Laundry Lists and The Dharma VI
A Bell Tower and the Dharma
This short blog is being written from the Alumni Guest House at my alma mater, The Hill School, in Pottstown, PA. I am helping organize our 50th reunion, which will take place in June. Pottstown, for the record, is the historic home of Mrs. Smith’s Pies and Kiwi Shoe Polish. The tower pictured above is the famous Bok Tower, and it is not in Pottstown.
The Bok Tower series of images you will see here really have nothing to do with Trait Eleven of the ACA Laundry List, nor anything to do with the Second Characteristic of Existence of Buddhism. The truth is that I have never posted this series of photos, and I like them a lot. Perhaps the bright blue skies, the colorful Georgia marble and the majestic design of this Bell Tower will enliven your understanding of how things are, and how you are in the midst of it all.
Laundry List Trait Eleven:
We judge ourselves harshly and have a very low sense of self-esteem.
This is another one of the traits with which I identified right away when I began my work in ACA (Adult Children of Alcoholics/Dysfunctional Families). I am my own worst enemy in terms of judgment. One of the disturbing aspects of this “Adult Child” judging is that it serves as a pacifier of sorts. We judge ourselves because it is a familiar recital of what we felt in various moments (or in many moments) of our youth. However it was that we absorbed the disapproval it became a modus vivendi. Too often I find myself uttering some form of self-denigration to defuse a tense situation. Whatever is going on here is exacerbated by my failure.
And, having established this impossibly high standard I tend to judge others, particularly those I am closest to, with hurtful and all-projected harshness.
Thanks to other Adult Children who are willing to tell their stories in my weekly meetings I can now see this trait more clearly in my life and have begun to pop the bubbles of stored anger, grief, confusion, sadness, guilt and shame. I am learning to be more kind to myself.
The Second Characteristic/Mark of Existence - Dukkha
The word Dukkha is usually translated “suffering”. What I described above in terms of Laundry List Trait Eleven is clearly an example of that. To judge and feel judged is nothing less than suffering and emotional death. To love and to be loved is Grace and Life.
One other aspect of this word lends itself to the translation of “unsatisfactoriness”. The First Mark of Existence you remember is that all things are impermanent. It is precisely because things to not last that we find them unsatisfactory. We want things that feel good to remain, and things that don’t to go away. Life just isn’t like that, and so we have this internal and eternal complaint, “This isn’t what it is supposed to be!”
We shake our fists and protest. We go underground. We deny that we have an issue with whatever it might be. Or, we focus all our attention on blaming ourselves (see Trait 11) or others for the unfairness of this suffering. Yet it is.
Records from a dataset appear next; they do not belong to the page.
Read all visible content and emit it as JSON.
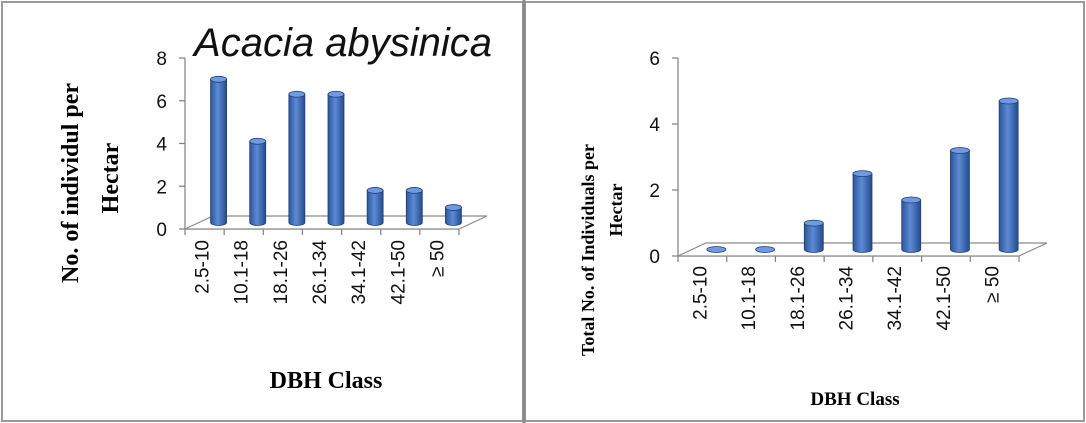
{
  "chart_data": [
    {
      "type": "bar",
      "title": "Acacia abysinica",
      "xlabel": "DBH Class",
      "ylabel_lines": [
        "No. of individul per",
        "Hectar"
      ],
      "categories": [
        "2.5-10",
        "10.1-18",
        "18.1-26",
        "26.1-34",
        "34.1-42",
        "42.1-50",
        "≥ 50"
      ],
      "values": [
        6.7,
        3.8,
        6.0,
        6.0,
        1.5,
        1.5,
        0.7
      ],
      "ylim": [
        0,
        8
      ],
      "yticks": [
        "0",
        "2",
        "4",
        "6",
        "8"
      ],
      "grid": false,
      "style": "3d-cylinder",
      "bar_color": "#4472C4"
    },
    {
      "type": "bar",
      "title": "",
      "xlabel": "DBH Class",
      "ylabel_lines": [
        "Total No. of Individuals per",
        "Hectar"
      ],
      "categories": [
        "2.5-10",
        "10.1-18",
        "18.1-26",
        "26.1-34",
        "34.1-42",
        "42.1-50",
        "≥ 50"
      ],
      "values": [
        0,
        0,
        0.8,
        2.3,
        1.5,
        3.0,
        4.5
      ],
      "ylim": [
        0,
        6
      ],
      "yticks": [
        "0",
        "2",
        "4",
        "6"
      ],
      "grid": false,
      "style": "3d-cylinder",
      "bar_color": "#4472C4"
    }
  ]
}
And we do.
In Buddhism the word Dharma or Dhamma means simply the truth of how things are. There is no value judgment of Dharma. It is just…what is. Dharma can also refer to the teachings of Buddha. His goal was to teach how things are.
I heard a Dharma talk recently in which it was noted that the spiritual life is about Remembering and Forgetting. One can take this on so many levels. You forget to pay attention to how things are, get lost in some made up story or projection, and then all of a sudden you remember to be mindful. I am trying to apply this to Trait Eleven. When I hear the inner voice of judgment I remember to bring love and compassion to myself. While I am forgetful there is suffering. When I remember the suffering fades.
The challenge is to learn “to meet every new moment skillfully.” That is my goal at least.